Per quanto riguarda la prima è ovvio che il modello non possa essere né quello della “ditta” bersaniana né il “partito personalizzato” alla Renzi. Oggi per competere con la “bestia” – l’algoritmo con cui Salvini macina visualizzazioni e consenso – e con la rete virtuale del M5s serve un partito in grado di stare dove la gente discute tutti i giorni e non solo nelle sezioni di partito e nelle tv nazionali. Far partecipare, far discutere, far decidere.

Poi basta con questi modi di fare che hanno molti dirigenti del Pd, a cui è venuta la sindrome della maestrina: “Questo non si può fare”, “l’Europa ha detto di no”, “la reazione dei mercati”, “le leggi, le convenzioni internazionali”. E’ vero che questo Paese ha bisogno di gente professionale, ma la politica non può usare il linguaggio e i temi dei professionisti della tecnocrazia. Le scelte in politica si prendono perché sono giuste o sbagliate, non perché c’è qualcun altro che ci obbliga a prenderle. Anche perché il cambiamento, in meglio, della situazione data è l’essenza stessa del fare politica.

Mi piacerebbe vedere un Pd che non usasse più frasi come “la flat tax non si può fare perché non tornano i conti” ma che invece dicesse “la flat tax non va fatta perché toglie risorse ai lavoratori per darle a chi guadagna di più” e che allo stesso tempo mettesse in campo una proposta altrettanto chiara per lo sviluppo del Paese. Del bisogno di volti nuovi ho già parlato, sostituire una classe dirigente spesso mediocre e presuntuosa è una priorità. E’ necessario cominciare dal leader, deve essere nuovo, deve essere in discontinuità con quello che c’è stato finora e deve essere scelto con delle primarie aperte.

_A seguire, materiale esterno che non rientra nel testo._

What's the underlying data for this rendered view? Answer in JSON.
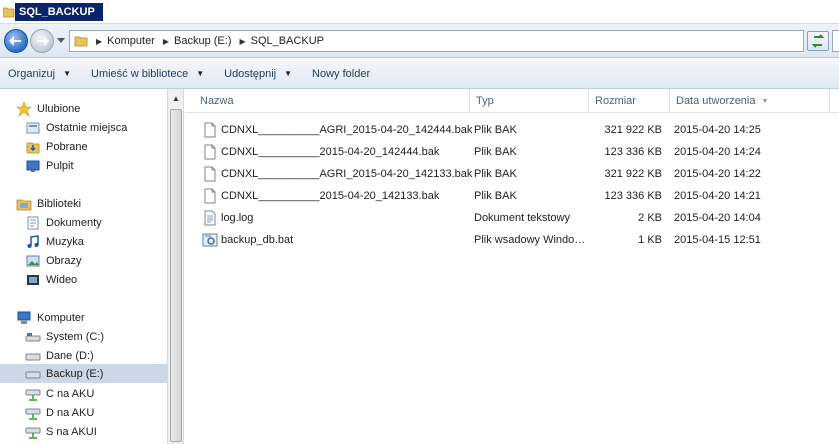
{
  "window": {
    "title": "SQL_BACKUP"
  },
  "address": {
    "crumbs": [
      "Komputer",
      "Backup (E:)",
      "SQL_BACKUP"
    ]
  },
  "toolbar": {
    "organize": "Organizuj",
    "library": "Umieść w bibliotece",
    "share": "Udostępnij",
    "new_folder": "Nowy folder"
  },
  "nav": {
    "favorites": "Ulubione",
    "recent": "Ostatnie miejsca",
    "downloads": "Pobrane",
    "desktop": "Pulpit",
    "libraries": "Biblioteki",
    "documents": "Dokumenty",
    "music": "Muzyka",
    "pictures": "Obrazy",
    "videos": "Wideo",
    "computer": "Komputer",
    "drive_c": "System (C:)",
    "drive_d": "Dane (D:)",
    "drive_e": "Backup (E:)",
    "net_c": "C na AKU",
    "net_d": "D na AKU",
    "net_s": "S na AKUI"
  },
  "columns": {
    "name": "Nazwa",
    "type": "Typ",
    "size": "Rozmiar",
    "date": "Data utworzenia"
  },
  "files": [
    {
      "name": "CDNXL__________AGRI_2015-04-20_142444.bak",
      "type": "Plik BAK",
      "size": "321 922 KB",
      "date": "2015-04-20 14:25",
      "icon": "file-icon"
    },
    {
      "name": "CDNXL__________2015-04-20_142444.bak",
      "type": "Plik BAK",
      "size": "123 336 KB",
      "date": "2015-04-20 14:24",
      "icon": "file-icon"
    },
    {
      "name": "CDNXL__________AGRI_2015-04-20_142133.bak",
      "type": "Plik BAK",
      "size": "321 922 KB",
      "date": "2015-04-20 14:22",
      "icon": "file-icon"
    },
    {
      "name": "CDNXL__________2015-04-20_142133.bak",
      "type": "Plik BAK",
      "size": "123 336 KB",
      "date": "2015-04-20 14:21",
      "icon": "file-icon"
    },
    {
      "name": "log.log",
      "type": "Dokument tekstowy",
      "size": "2 KB",
      "date": "2015-04-20 14:04",
      "icon": "text-file-icon"
    },
    {
      "name": "backup_db.bat",
      "type": "Plik wsadowy Windo…",
      "size": "1 KB",
      "date": "2015-04-15 12:51",
      "icon": "batch-file-icon"
    }
  ]
}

Io ho già scelto chi sostenere. Ci ho pensato ma la scelta è venuta naturale, ho scelto l’unico che non ha aspettato l’investitura di Renzi per uscire allo scoperto. Ho scelto Nicola Zingaretti. Delle mie motivazioni parlerò nei prossimi post, ma due cose mi hanno particolarmente colpito di lui e del suo progetto: è credibile ed è coraggioso. E serve molto coraggio e molta credibilità per costruire qualcosa di bello sulle macerie di questo Pd.